# Flathead vs. The Basketball



## nomore3putts (Apr 15, 2004)

Got this in my e-mail!!!!
==================


A resident in the area saw a ball bouncing around kind of strange in a
nearby pond and went to investigate. It turned out to be a flathead
catfish who had obviously tried to swallow a basketball which became stuck in its mouth!!

The fish was totally exhausted from trying to dive, but unable to because the ball would always bring him back up to the surface. The resident tried numerous times to get the ball out, but was unsuccessful. 
He finally had his wife cut the ball in order to deflate it and release the hungry catfish.

Seeing is believing...










































WOW!


----------



## chrisoneal (May 13, 2006)

Holy Cow. That is to cool.

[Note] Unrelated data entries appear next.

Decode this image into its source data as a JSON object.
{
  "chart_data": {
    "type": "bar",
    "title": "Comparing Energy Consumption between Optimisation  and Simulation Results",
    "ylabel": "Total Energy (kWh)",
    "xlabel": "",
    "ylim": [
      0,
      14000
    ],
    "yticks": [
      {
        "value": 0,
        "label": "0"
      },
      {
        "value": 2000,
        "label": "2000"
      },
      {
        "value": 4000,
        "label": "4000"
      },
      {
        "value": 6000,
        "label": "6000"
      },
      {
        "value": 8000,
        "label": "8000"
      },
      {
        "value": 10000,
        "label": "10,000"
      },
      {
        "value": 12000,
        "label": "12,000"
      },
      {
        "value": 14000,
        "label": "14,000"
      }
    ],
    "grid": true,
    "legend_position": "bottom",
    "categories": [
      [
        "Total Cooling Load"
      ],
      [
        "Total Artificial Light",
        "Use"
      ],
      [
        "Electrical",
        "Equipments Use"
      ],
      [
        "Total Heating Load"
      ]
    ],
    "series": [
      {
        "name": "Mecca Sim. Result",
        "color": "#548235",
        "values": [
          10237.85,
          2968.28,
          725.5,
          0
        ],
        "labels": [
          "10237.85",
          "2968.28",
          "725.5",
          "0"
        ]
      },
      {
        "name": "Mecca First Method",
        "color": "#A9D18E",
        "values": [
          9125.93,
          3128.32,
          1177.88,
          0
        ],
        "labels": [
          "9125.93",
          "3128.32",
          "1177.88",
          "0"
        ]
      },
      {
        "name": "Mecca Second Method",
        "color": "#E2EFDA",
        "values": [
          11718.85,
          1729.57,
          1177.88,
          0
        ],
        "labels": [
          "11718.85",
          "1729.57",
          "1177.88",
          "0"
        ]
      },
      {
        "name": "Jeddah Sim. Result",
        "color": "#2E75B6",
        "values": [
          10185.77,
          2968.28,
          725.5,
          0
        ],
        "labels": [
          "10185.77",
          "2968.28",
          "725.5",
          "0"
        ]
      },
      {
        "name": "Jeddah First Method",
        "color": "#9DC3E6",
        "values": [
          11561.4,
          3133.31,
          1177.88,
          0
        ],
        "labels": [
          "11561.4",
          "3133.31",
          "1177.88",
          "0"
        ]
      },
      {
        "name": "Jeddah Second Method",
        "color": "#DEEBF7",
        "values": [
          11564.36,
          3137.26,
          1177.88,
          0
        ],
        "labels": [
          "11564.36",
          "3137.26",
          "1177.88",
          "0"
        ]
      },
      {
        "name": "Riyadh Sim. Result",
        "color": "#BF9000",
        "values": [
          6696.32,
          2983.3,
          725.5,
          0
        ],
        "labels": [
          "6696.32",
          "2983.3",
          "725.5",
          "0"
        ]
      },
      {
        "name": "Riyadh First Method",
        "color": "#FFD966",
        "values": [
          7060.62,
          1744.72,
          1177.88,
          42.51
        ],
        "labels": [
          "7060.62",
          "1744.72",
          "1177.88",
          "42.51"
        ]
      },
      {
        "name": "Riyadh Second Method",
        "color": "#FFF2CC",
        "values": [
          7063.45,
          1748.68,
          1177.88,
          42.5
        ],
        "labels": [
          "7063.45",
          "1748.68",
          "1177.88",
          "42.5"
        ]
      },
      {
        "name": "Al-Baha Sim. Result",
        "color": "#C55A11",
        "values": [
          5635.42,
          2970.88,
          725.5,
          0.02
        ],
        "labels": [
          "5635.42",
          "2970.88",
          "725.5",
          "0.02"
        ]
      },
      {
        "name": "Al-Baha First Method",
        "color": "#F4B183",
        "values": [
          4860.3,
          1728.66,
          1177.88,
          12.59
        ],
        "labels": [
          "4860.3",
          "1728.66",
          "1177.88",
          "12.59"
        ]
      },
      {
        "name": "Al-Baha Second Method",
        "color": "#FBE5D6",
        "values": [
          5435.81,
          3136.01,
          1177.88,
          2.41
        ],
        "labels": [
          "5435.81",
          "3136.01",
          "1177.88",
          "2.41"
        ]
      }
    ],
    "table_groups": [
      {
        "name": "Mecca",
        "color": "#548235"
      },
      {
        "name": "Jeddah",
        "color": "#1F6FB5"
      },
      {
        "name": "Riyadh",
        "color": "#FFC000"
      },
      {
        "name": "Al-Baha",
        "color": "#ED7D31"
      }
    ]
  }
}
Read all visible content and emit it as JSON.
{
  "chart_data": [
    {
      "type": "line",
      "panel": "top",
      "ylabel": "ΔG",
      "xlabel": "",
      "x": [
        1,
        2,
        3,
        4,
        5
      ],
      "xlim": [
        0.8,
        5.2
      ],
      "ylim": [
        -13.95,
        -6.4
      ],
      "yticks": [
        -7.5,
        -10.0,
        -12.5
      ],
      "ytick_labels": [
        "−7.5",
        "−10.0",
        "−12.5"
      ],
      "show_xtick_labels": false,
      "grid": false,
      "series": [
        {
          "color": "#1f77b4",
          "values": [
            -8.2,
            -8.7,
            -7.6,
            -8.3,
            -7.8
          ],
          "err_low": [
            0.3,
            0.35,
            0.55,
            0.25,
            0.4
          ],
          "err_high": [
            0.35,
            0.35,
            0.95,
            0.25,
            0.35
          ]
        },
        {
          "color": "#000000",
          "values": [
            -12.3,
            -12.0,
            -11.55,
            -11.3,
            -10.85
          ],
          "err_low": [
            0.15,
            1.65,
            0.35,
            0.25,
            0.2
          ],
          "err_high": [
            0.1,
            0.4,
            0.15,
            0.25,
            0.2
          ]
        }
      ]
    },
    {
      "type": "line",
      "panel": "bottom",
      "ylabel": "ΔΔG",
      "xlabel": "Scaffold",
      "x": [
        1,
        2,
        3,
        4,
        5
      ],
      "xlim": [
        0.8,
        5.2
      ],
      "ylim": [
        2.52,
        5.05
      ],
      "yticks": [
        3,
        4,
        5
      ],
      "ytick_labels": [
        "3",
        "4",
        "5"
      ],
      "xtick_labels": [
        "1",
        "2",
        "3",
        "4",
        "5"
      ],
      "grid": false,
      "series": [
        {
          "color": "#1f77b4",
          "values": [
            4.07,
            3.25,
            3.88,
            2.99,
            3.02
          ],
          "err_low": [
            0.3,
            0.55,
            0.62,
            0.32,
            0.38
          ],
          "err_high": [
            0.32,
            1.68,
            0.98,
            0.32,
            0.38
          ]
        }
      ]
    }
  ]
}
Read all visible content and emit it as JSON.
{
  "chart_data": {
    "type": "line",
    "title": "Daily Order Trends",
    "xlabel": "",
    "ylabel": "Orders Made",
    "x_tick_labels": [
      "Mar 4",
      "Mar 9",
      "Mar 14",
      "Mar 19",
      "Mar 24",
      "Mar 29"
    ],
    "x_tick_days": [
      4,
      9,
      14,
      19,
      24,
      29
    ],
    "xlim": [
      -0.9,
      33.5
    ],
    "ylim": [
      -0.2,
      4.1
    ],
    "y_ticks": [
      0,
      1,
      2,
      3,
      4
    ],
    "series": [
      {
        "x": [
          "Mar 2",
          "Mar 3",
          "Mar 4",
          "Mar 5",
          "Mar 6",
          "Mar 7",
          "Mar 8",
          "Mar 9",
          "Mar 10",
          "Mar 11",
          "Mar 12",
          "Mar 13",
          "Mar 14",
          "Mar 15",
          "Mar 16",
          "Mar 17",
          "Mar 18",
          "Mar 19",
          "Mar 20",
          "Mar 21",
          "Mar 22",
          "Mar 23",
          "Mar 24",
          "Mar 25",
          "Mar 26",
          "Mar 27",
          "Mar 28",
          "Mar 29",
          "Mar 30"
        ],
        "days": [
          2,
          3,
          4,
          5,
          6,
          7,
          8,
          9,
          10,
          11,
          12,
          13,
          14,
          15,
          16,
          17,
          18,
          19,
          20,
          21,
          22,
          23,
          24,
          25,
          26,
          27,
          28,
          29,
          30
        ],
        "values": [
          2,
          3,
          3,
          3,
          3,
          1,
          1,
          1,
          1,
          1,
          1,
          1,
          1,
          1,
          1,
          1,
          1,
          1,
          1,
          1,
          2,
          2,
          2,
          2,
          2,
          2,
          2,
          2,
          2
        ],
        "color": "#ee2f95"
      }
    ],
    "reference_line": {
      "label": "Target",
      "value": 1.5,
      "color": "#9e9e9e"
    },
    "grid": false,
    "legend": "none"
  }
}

I hope the Fish is ok.


----------



## freyedknot (Apr 10, 2004)

he is prolly someones pet in a small pond??


----------



## RAM360 (Apr 22, 2006)

wow, I have heard storries of that happening but never saw pics of it.


----------



## bimhoff07 (Mar 9, 2006)

I got that sent to me via email as well. Pretty remarkable! I can't believe a cat would attempt to feed on something floating on the surface like that ball would have been. Weird ...


----------



## shuvlhed1 (Apr 13, 2004)

Wow, it's just not as funny the 8,453,981st time I've seen this.

Where's the repost police?


----------



## flathunter (Apr 5, 2004)

that has been posted on here dozens of times in the last couple years..It is kinda neat tho.


----------



## H2O Mellon (Apr 5, 2004)

shuvlhed1 said:


> Wow, it's just not as funny the 8,453,981st time I've seen this.
> 
> Where's the repost police?



I agree w/ ya!


----------



## nomore3putts (Apr 15, 2004)

Sorry... didn't realize this was old material. I guess there's a first time for everyone, as I hadn't seen it before. Don't usually frequent the Cat forum.

Take care!


----------



## H2O Mellon (Apr 5, 2004)

an oldie but a goodie I guess.....


----------



## peple of the perch (Sep 13, 2004)

the first time i saw it i thought it was funny but it is starting to get old


----------